More than 50 years ago, Robert Kennedy proclaimed that GDP “measures everything… except that which makes life worthwhile”. There is more to economic success than low unemployment, low inflation, low taxation and strong economic growth.
The Minister of Finance declared that one of the objectives of the 2022 budget would be a focus on the environment and “liveability”. One maxim of good management practice is that what can be measured can be managed. So far, the metrics that contribute to the quality of life of people are given secondary importance by economists and politicians.
This needs to change. The pandemic has left a devastating effect on the world. The silver lining of this trauma is that the mindset of many world leaders is changing, and priorities reset.
Over the last 50 years, there have been various attempts to introduce new metrics to measure elements that are generally considered critically important for a good quality of life.
Some economists and social reformers have suggested alternatives for measuring economic success, including the Human Development Index, Sustainable Development Goals, Genuine Progress Indicator, Ecological Footprint, Happy Planet Index, Adjusted Net Savings, and Comprehensive Wealth. Yet, politicians and the media keep talking about GDP growth as the gold standard of success. As a result, there is a dominant narrative in society that “growth is good”.
The Club of Rome is a global think-thank consisting of 100 full members selected from current and former heads of state and government, UN administrators, high-level politicians and government officials, diplomats, scientists, economists and business leaders from around the globe. Last week, they issued a position paper urging the European Commission “to take the lead in designing new policies that go beyond a rigid focus on GDP growth, towards a focus on the wellbeing of people and the planet”.

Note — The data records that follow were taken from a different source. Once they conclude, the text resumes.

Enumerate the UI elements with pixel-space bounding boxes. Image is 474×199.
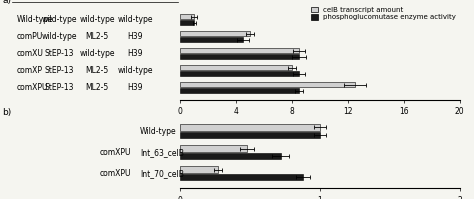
Bar	[180, 14, 194, 20]
Bar	[180, 82, 355, 87]
Bar	[180, 48, 299, 53]
Text: comXPU: comXPU	[100, 169, 131, 178]
Bar	[180, 31, 250, 36]
Text: H39: H39	[128, 49, 143, 58]
Text: comXU: comXU	[17, 49, 44, 58]
Text: wild-type: wild-type	[80, 15, 115, 24]
Bar	[180, 54, 299, 59]
Bar	[180, 166, 218, 173]
Text: H39: H39	[128, 83, 143, 92]
Text: Int_70_celB: Int_70_celB	[140, 169, 184, 178]
Text: wild-type: wild-type	[42, 15, 77, 24]
Text: comXP: comXP	[17, 66, 43, 75]
Text: ML2-5: ML2-5	[85, 83, 109, 92]
Bar	[180, 20, 194, 25]
Text: StEP-13: StEP-13	[45, 49, 74, 58]
Text: StEP-13: StEP-13	[45, 66, 74, 75]
Bar	[180, 132, 320, 138]
Text: Int_63_celB: Int_63_celB	[140, 148, 184, 157]
Text: comPU: comPU	[17, 32, 43, 41]
Bar	[180, 65, 292, 70]
Bar	[180, 71, 299, 76]
Bar	[180, 145, 247, 152]
Text: Wild-type: Wild-type	[140, 127, 176, 136]
Text: ML2-5: ML2-5	[85, 32, 109, 41]
Text: comXPU: comXPU	[17, 83, 48, 92]
Text: a): a)	[2, 0, 11, 5]
Bar	[180, 88, 299, 93]
Bar	[180, 37, 243, 42]
Text: Wild-type: Wild-type	[17, 15, 53, 24]
Text: ML2-5: ML2-5	[85, 66, 109, 75]
Legend: celB transcript amount, phosphoglucomutase enzyme activity: celB transcript amount, phosphoglucomuta…	[311, 7, 456, 20]
Text: wild-type: wild-type	[118, 66, 153, 75]
Bar	[180, 153, 281, 159]
Text: StEP-13: StEP-13	[45, 83, 74, 92]
X-axis label: Relative phosphoglucomutase enzyme activities and celB transcript amounts: Relative phosphoglucomutase enzyme activ…	[184, 119, 456, 125]
Bar	[180, 124, 320, 131]
Text: H39: H39	[128, 32, 143, 41]
Text: wild-type: wild-type	[80, 49, 115, 58]
Text: comXPU: comXPU	[100, 148, 131, 157]
Text: wild-type: wild-type	[118, 15, 153, 24]
Text: wild-type: wild-type	[42, 32, 77, 41]
Bar	[180, 174, 303, 180]
Text: b): b)	[2, 108, 12, 117]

There is no shortage of political declarations of how vital the wellbeing of society is. The European Commission’s Strategic Foresight Dashboards and the European Green Deal report outline policy anchors for renewing Europe’s social and economic model. What is lacking is action on the ground to make this change in how we define success happen.
This change strategy will only be successful if it manages to reform the societal discourse on economic success. It is not just politicians who should act as catalysts to bring about this change. The media also play a crucial role in spreading the “growth is good” economic narrative.

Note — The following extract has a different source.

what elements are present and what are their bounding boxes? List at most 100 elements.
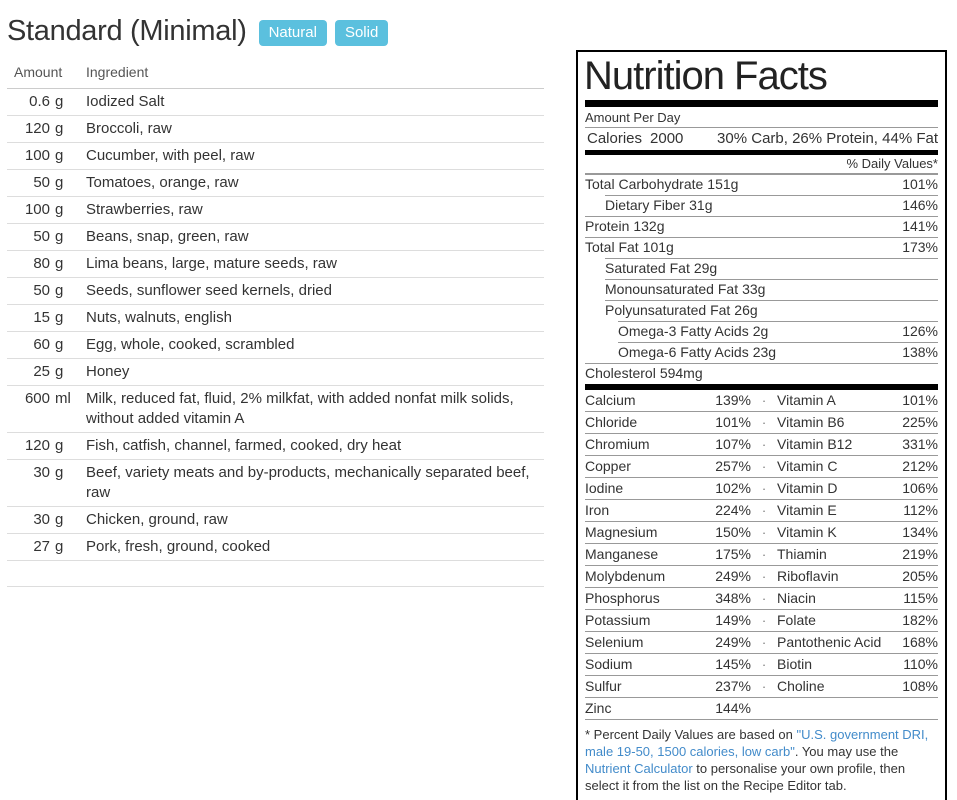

International institutions like the United Nations and the European Commission must develop globally harmonised statistics and policy tools that will help the media and the general public shift their belief on economic success to a narrative that values wellbeing, sustainability and equity.

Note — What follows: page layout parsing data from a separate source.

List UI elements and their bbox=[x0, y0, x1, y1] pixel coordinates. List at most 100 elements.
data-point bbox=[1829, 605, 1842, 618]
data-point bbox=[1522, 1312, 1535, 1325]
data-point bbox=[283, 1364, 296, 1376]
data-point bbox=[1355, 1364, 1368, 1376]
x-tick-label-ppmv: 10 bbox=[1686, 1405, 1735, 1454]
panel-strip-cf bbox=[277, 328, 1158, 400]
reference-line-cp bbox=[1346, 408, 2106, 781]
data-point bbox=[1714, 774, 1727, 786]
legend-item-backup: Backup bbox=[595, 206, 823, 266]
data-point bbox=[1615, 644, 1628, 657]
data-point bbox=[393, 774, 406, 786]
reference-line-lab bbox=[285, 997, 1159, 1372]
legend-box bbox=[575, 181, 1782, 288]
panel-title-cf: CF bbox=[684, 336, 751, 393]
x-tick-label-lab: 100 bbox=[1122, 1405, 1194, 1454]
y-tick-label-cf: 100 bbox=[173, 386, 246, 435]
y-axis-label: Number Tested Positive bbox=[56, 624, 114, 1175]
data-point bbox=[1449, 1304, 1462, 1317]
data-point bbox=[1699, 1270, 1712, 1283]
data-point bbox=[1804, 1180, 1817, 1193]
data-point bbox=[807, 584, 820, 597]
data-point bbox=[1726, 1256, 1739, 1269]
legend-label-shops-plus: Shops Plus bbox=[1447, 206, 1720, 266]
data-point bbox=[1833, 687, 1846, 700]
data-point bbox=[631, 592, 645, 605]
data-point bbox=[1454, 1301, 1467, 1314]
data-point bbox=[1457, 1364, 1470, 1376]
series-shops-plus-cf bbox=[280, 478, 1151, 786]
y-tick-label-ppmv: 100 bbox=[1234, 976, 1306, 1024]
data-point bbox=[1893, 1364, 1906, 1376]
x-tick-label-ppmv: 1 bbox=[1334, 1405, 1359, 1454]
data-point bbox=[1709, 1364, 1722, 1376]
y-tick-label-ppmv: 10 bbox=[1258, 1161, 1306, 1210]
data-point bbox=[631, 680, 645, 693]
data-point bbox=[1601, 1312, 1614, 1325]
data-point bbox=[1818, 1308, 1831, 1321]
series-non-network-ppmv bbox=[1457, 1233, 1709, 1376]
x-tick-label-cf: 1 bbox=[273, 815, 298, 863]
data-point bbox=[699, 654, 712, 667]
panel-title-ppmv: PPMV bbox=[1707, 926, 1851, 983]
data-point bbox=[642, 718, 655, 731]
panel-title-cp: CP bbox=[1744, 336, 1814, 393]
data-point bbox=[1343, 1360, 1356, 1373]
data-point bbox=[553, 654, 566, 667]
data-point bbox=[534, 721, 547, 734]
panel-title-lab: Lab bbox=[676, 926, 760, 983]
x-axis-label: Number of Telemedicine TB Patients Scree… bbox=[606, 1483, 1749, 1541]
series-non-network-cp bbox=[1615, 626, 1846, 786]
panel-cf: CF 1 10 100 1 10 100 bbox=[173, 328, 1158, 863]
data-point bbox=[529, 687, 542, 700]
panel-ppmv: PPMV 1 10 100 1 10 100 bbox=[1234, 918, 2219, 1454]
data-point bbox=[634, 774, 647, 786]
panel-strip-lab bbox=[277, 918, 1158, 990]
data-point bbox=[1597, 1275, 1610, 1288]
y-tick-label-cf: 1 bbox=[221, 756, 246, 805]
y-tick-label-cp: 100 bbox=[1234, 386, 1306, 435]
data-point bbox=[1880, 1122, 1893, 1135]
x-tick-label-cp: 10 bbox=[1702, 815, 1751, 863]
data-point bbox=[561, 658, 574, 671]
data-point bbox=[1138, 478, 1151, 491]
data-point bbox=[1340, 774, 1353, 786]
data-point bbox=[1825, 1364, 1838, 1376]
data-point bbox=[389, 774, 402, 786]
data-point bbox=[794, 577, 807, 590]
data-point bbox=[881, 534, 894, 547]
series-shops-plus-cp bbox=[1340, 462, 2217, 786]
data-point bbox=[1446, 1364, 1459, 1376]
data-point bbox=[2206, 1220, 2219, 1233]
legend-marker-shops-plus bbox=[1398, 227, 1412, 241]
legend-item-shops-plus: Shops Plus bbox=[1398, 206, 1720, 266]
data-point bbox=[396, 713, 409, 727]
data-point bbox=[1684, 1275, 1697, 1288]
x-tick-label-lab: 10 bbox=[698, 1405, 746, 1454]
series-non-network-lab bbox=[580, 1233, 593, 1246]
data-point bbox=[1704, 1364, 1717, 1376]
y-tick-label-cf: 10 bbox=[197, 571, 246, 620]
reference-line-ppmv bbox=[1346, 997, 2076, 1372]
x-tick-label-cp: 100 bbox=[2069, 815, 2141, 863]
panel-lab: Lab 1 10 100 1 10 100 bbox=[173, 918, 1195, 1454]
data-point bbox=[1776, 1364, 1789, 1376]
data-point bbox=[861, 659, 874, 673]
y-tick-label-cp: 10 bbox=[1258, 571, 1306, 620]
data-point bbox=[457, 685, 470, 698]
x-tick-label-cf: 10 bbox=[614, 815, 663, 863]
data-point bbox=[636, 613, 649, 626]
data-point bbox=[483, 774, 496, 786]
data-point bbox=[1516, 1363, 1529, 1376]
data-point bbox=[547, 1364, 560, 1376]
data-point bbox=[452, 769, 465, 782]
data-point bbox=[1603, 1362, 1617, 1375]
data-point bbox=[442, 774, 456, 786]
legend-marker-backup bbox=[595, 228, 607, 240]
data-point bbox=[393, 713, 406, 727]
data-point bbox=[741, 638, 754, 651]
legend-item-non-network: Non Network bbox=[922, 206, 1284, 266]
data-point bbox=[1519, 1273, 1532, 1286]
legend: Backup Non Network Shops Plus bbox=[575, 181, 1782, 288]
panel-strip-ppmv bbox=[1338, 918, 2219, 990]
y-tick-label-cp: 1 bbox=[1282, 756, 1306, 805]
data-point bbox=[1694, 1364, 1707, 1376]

The 2022 budget should provide concrete proof that the Minister of Finance’s promise to prioritise quality-of-life objectives is more than political rhetoric. Various global surveys confirm that young people today worry about the degradation of the environment and growth in inequalities. It is the responsibility of societal leaders to instil hope in the younger generations who fear inheriting a world made worse by the current unsustainable economic policies that have harmed the planet.
Ultimately, the pillars of well-being should always be about good health services, sustainable investment, fair income for work, protection of the environment, and support for the more vulnerable members of our communities.